R Session
1. Advanced Tableau Visualization
1.1. Clustering in Tableau
- From the previous lecture, use the scatter plot sheet:
- From the scatter plot with All Opiod RX~All Opiod Deaths (varied by County name)
- Remove Trendline
- Analysis/Cluster: drag to the plot and select 4 cluster
- Manually select the 3 points (Horry, Greenville, Charleston)
- Right click and Create Set.
- Enter name: “Cty High Opiods with Deaths/Rx”
- The new set will appear in the Data Tab
- Drag the newly created set to Filter
- Save the Sheet name to Cluster
1.2. Trend for both data sets
-Drag Data Year to Columns
-All Opoids Deaths & All Opoids Rx to Rows
-Since the y-axis are in difference scale, we need to reduce the scale by clicking down arror to each Rows data and select “Quick Table calculation” – “Percentage Difference”

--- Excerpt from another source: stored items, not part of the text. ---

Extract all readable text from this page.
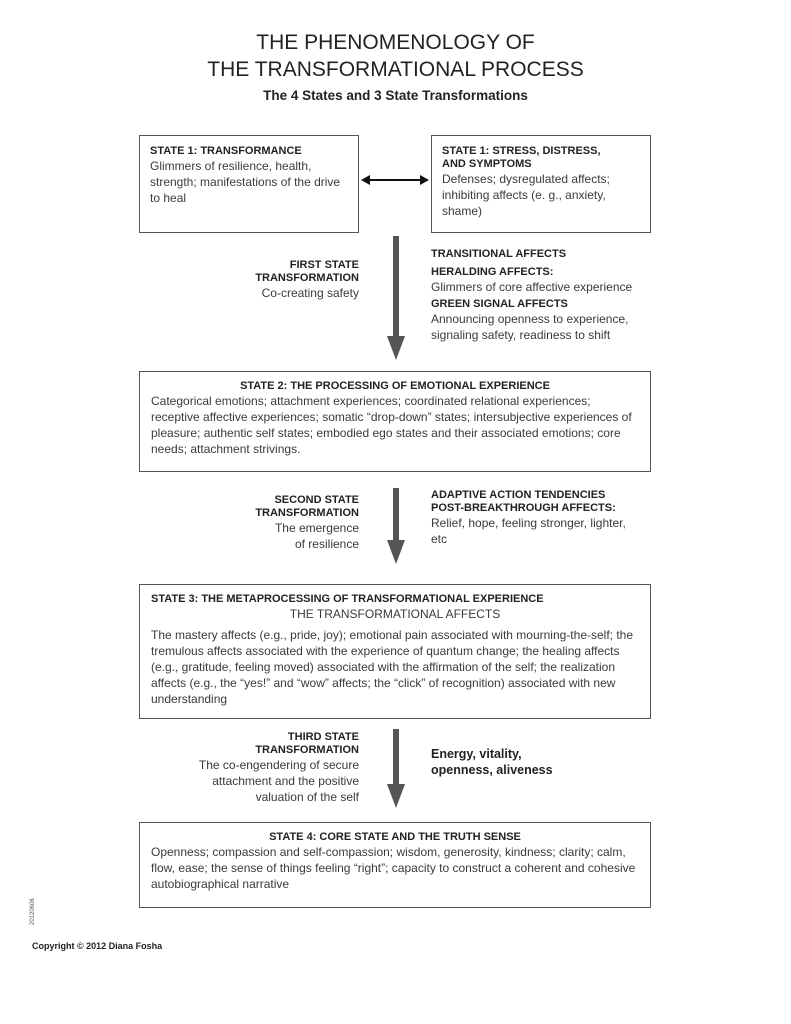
THE PHENOMENOLOGY OF
THE TRANSFORMATIONAL PROCESS
The 4 States and 3 State Transformations
STATE 1: TRANSFORMANCE
Glimmers of resilience, health, strength; manifestations of the drive to heal
STATE 1: STRESS, DISTRESS,
AND SYMPTOMS
Defenses; dysregulated affects; inhibiting affects (e. g., anxiety, shame)
FIRST STATE
TRANSFORMATION
Co-creating safety
TRANSITIONAL AFFECTS
HERALDING AFFECTS:
Glimmers of core affective experience
GREEN SIGNAL AFFECTS
Announcing openness to experience, signaling safety, readiness to shift
STATE 2: THE PROCESSING OF EMOTIONAL EXPERIENCE
Categorical emotions; attachment experiences; coordinated relational experiences; receptive affective experiences; somatic “drop-down” states; intersubjective experiences of pleasure; authentic self states; embodied ego states and their associated emotions; core needs; attachment strivings.
SECOND STATE
TRANSFORMATION
The emergence
of resilience
ADAPTIVE ACTION TENDENCIES
POST-BREAKTHROUGH AFFECTS:
Relief, hope, feeling stronger, lighter, etc
STATE 3: THE METAPROCESSING OF TRANSFORMATIONAL EXPERIENCE
THE TRANSFORMATIONAL AFFECTS
The mastery affects (e.g., pride, joy); emotional pain associated with mourning-the-self; the tremulous affects associated with the experience of quantum change; the healing affects (e.g., gratitude, feeling moved) associated with the affirmation of the self; the realization affects (e.g., the “yes!” and “wow” affects; the “click” of recognition) associated with new understanding
THIRD STATE
TRANSFORMATION
The co-engendering of secure
attachment and the positive
valuation of the self
Energy, vitality,
openness, aliveness
STATE 4: CORE STATE AND THE TRUTH SENSE
Openness; compassion and self-compassion; wisdom, generosity, kindness; clarity; calm, flow, ease; the sense of things feeling “right”; capacity to construct a coherent and cohesive autobiographical narrative
20120606
Copyright © 2012 Diana Fosha
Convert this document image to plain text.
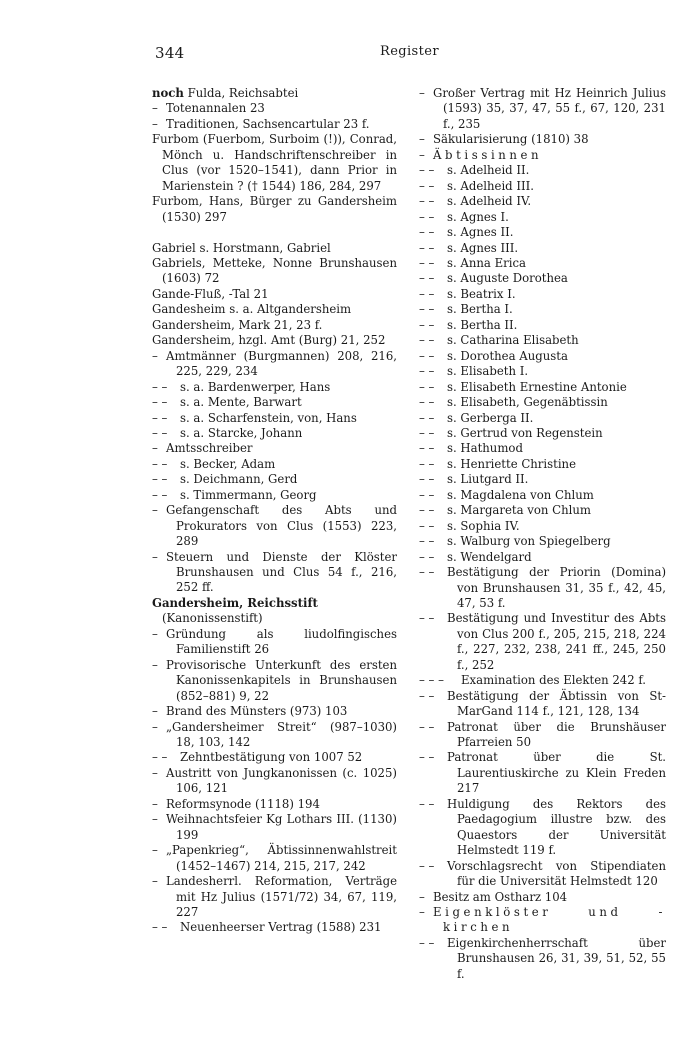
344	Register
noch Fulda, Reichsabtei
– Totenannalen 23
– Traditionen, Sachsencartular 23 f.
Furbom (Fuerbom, Surboim (!)), Conrad, Mönch u. Handschriftenschreiber in Clus (vor 1520–1541), dann Prior in Marienstein ? († 1544) 186, 284, 297
Furbom, Hans, Bürger zu Gandersheim (1530) 297
Gabriel s. Horstmann, Gabriel
Gabriels, Metteke, Nonne Brunshausen (1603) 72
Gande-Fluß, -Tal 21
Gandesheim s. a. Altgandersheim
Gandersheim, Mark 21, 23 f.
Gandersheim, hzgl. Amt (Burg) 21, 252
– Amtmänner (Burgmannen) 208, 216, 225, 229, 234
– – s. a. Bardenwerper, Hans
– – s. a. Mente, Barwart
– – s. a. Scharfenstein, von, Hans
– – s. a. Starcke, Johann
– Amtsschreiber
– – s. Becker, Adam
– – s. Deichmann, Gerd
– – s. Timmermann, Georg
– Gefangenschaft des Abts und Prokurators von Clus (1553) 223, 289
– Steuern und Dienste der Klöster Brunshausen und Clus 54 f., 216, 252 ff.
Gandersheim, Reichsstift
(Kanonissenstift)
– Gründung als liudolfingisches Familienstift 26
– Provisorische Unterkunft des ersten Kanonissenkapitels in Brunshausen (852–881) 9, 22
– Brand des Münsters (973) 103
– „Gandersheimer Streit“ (987–1030) 18, 103, 142
– – Zehntbestätigung von 1007 52
– Austritt von Jungkanonissen (c. 1025) 106, 121
– Reformsynode (1118) 194
– Weihnachtsfeier Kg Lothars III. (1130) 199
– „Papenkrieg“, Äbtissinnenwahlstreit (1452–1467) 214, 215, 217, 242
– Landesherrl. Reformation, Verträge mit Hz Julius (1571/72) 34, 67, 119, 227
– – Neuenheerser Vertrag (1588) 231
– Großer Vertrag mit Hz Heinrich Julius (1593) 35, 37, 47, 55 f., 67, 120, 231 f., 235
– Säkularisierung (1810) 38
– Äbtissinnen
– – s. Adelheid II.
– – s. Adelheid III.
– – s. Adelheid IV.
– – s. Agnes I.
– – s. Agnes II.
– – s. Agnes III.
– – s. Anna Erica
– – s. Auguste Dorothea
– – s. Beatrix I.
– – s. Bertha I.
– – s. Bertha II.
– – s. Catharina Elisabeth
– – s. Dorothea Augusta
– – s. Elisabeth I.
– – s. Elisabeth Ernestine Antonie
– – s. Elisabeth, Gegenäbtissin
– – s. Gerberga II.
– – s. Gertrud von Regenstein
– – s. Hathumod
– – s. Henriette Christine
– – s. Liutgard II.
– – s. Magdalena von Chlum
– – s. Margareta von Chlum
– – s. Sophia IV.
– – s. Walburg von Spiegelberg
– – s. Wendelgard
– – Bestätigung der Priorin (Domina) von Brunshausen 31, 35 f., 42, 45, 47, 53 f.
– – Bestätigung und Investitur des Abts von Clus 200 f., 205, 215, 218, 224 f., 227, 232, 238, 241 ff., 245, 250 f., 252
– – – Examination des Elekten 242 f.
– – Bestätigung der Äbtissin von St-MarGand 114 f., 121, 128, 134
– – Patronat über die Brunshäuser Pfarreien 50
– – Patronat über die St. Laurentiuskirche zu Klein Freden 217
– – Huldigung des Rektors des Paedagogium illustre bzw. des Quaestors der Universität Helmstedt 119 f.
– – Vorschlagsrecht von Stipendiaten für die Universität Helmstedt 120
– Besitz am Ostharz 104
– Eigenklöster und -kirchen
– – Eigenkirchenherrschaft über Brunshausen 26, 31, 39, 51, 52, 55 f.
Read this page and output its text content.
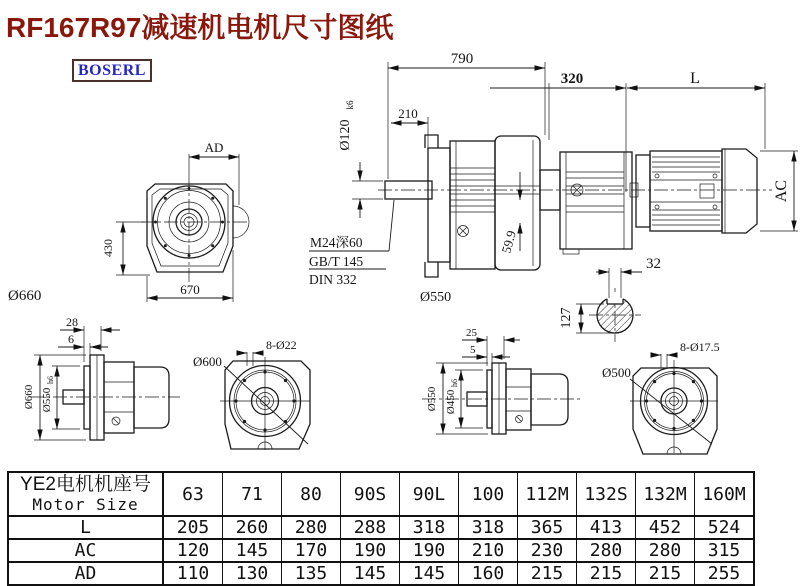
RF167R97减速机电机尺寸图纸
BOSERL
AD
430
670
790
210
Ø120
k6
M24深60
GB/T 145
DIN 332
59.9
Ø660	Ø550
320	L
AC
32
127
28
6
Ø660 Ø550
h6
Ø600
8-Ø22
25
5
Ø550 Ø450
h6
Ø500
8-Ø17.5
YE2电机机座号
Motor Size	63	71	80	90S	90L	100	112M	132S	132M	160M
L	205	260	280	288	318	318	365	413	452	524
AC	120	145	170	190	190	210	230	280	280	315
AD	110	130	135	145	145	160	215	215	215	255
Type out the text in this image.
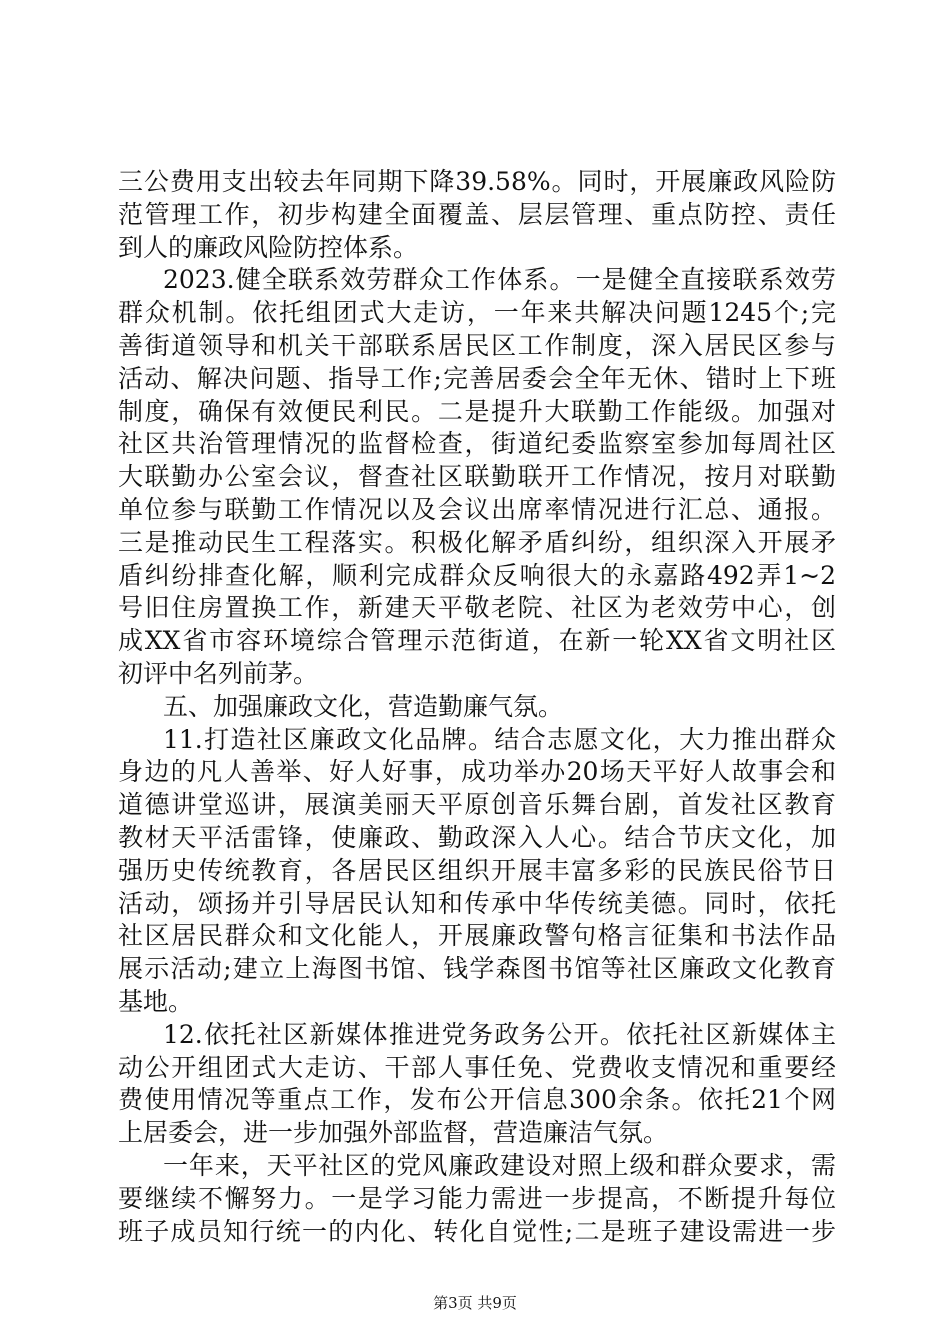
三公费用支出较去年同期下降39.58%。同时，开展廉政风险防
范管理工作，初步构建全面覆盖、层层管理、重点防控、责任
到人的廉政风险防控体系。
2023.健全联系效劳群众工作体系。一是健全直接联系效劳
群众机制。依托组团式大走访，一年来共解决问题1245个;完
善街道领导和机关干部联系居民区工作制度，深入居民区参与
活动、解决问题、指导工作;完善居委会全年无休、错时上下班
制度，确保有效便民利民。二是提升大联勤工作能级。加强对
社区共治管理情况的监督检查，街道纪委监察室参加每周社区
大联勤办公室会议，督查社区联勤联开工作情况，按月对联勤
单位参与联勤工作情况以及会议出席率情况进行汇总、通报。
三是推动民生工程落实。积极化解矛盾纠纷，组织深入开展矛
盾纠纷排查化解，顺利完成群众反响很大的永嘉路492弄1~2
号旧住房置换工作，新建天平敬老院、社区为老效劳中心，创
成XX省市容环境综合管理示范街道，在新一轮XX省文明社区
初评中名列前茅。
五、加强廉政文化，营造勤廉气氛。
11.打造社区廉政文化品牌。结合志愿文化，大力推出群众
身边的凡人善举、好人好事，成功举办20场天平好人故事会和
道德讲堂巡讲，展演美丽天平原创音乐舞台剧，首发社区教育
教材天平活雷锋，使廉政、勤政深入人心。结合节庆文化，加
强历史传统教育，各居民区组织开展丰富多彩的民族民俗节日
活动，颂扬并引导居民认知和传承中华传统美德。同时，依托
社区居民群众和文化能人，开展廉政警句格言征集和书法作品
展示活动;建立上海图书馆、钱学森图书馆等社区廉政文化教育
基地。
12.依托社区新媒体推进党务政务公开。依托社区新媒体主
动公开组团式大走访、干部人事任免、党费收支情况和重要经
费使用情况等重点工作，发布公开信息300余条。依托21个网
上居委会，进一步加强外部监督，营造廉洁气氛。
一年来，天平社区的党风廉政建设对照上级和群众要求，需
要继续不懈努力。一是学习能力需进一步提高，不断提升每位
班子成员知行统一的内化、转化自觉性;二是班子建设需进一步
第3页 共9页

-Notice that the unit will be the same and there are reduction of number of deaths for the year 2016 in both data sets
1.3. Segmentation
-Open new Sheet and name it Segmentation
-Drag Alll Opoids Death & All Opoids RX to Columns
-Drag County name to Rows
-Drag County name to Colors
-Select the sort for All Opoid Deaths
1.4. Baseline
- Download Global_T_SST_MSL.csv and open it
- Data\New Data source to open a new Data set
- Drag Dates to Columns, click on the down arrow next to Date and change from Discrete to Continuous
- Analytics: Reference Band and drag to Sheet then choose Table
- Data tab: Drag Median to Rows, Date to Detail (click on down button and change to month)
- Drag Median to Color
- Change color spectrum to Sunrise – Sunset Diverging
- Change the sheet name to “Global Temperature”
1.5. Forecast
- Drag Dates to Columns, click on the down arrow next to Date and change from Discrete to Continuous
- Drag MLS to Row
- Analytics then Drag Forecast to the sheet
- Change sheet name to Forecast
1.6. Heatmap
-Open a new Sheet
-Drag Date to Columns (Year)
-Drag Date to Rows (Change to Month)
-Drag Median to Color
-Change color scheme
-Change view to “Fit Width”
-Change color bar limit from -1 to +1
-Change sheet name to Heatmap of global temperature
1.7. Plot in 2 axes
-Open new Sheet
-Drag Date to Columns
-Drag Median to Rows
-Drag MSL to the right axis
-Drag Date to Detail, change to Month
-Notice the change
-Change sheet name: Global Temp and MSL
2. Configure R to operate in Tableau
Download R:
- For Window OS: download here: https://cran.r-project.org/bin/windows/base/
- For Mac OS: download here: https://cran.r-project.org/bin/macosx/
Download RStudio: https://rstudio.com/products/rstudio/download/
Install Rserve package:
- Open R
- Tools\Install Packages: type in Rserve
Load Rserve package in R:
> library(Rserve)
> Rserve()
Open Tableau:
- Help\Settings and Performance\Manage External Service Connection\
- External Service: Rserve
- Serve: localhost
- Port 6311
- Click on Test Connection
- If connection successful, press OK
- You are ready to run R in Tableau
3. Data mining in Tableau using R
3.1. Load input data and working with Script()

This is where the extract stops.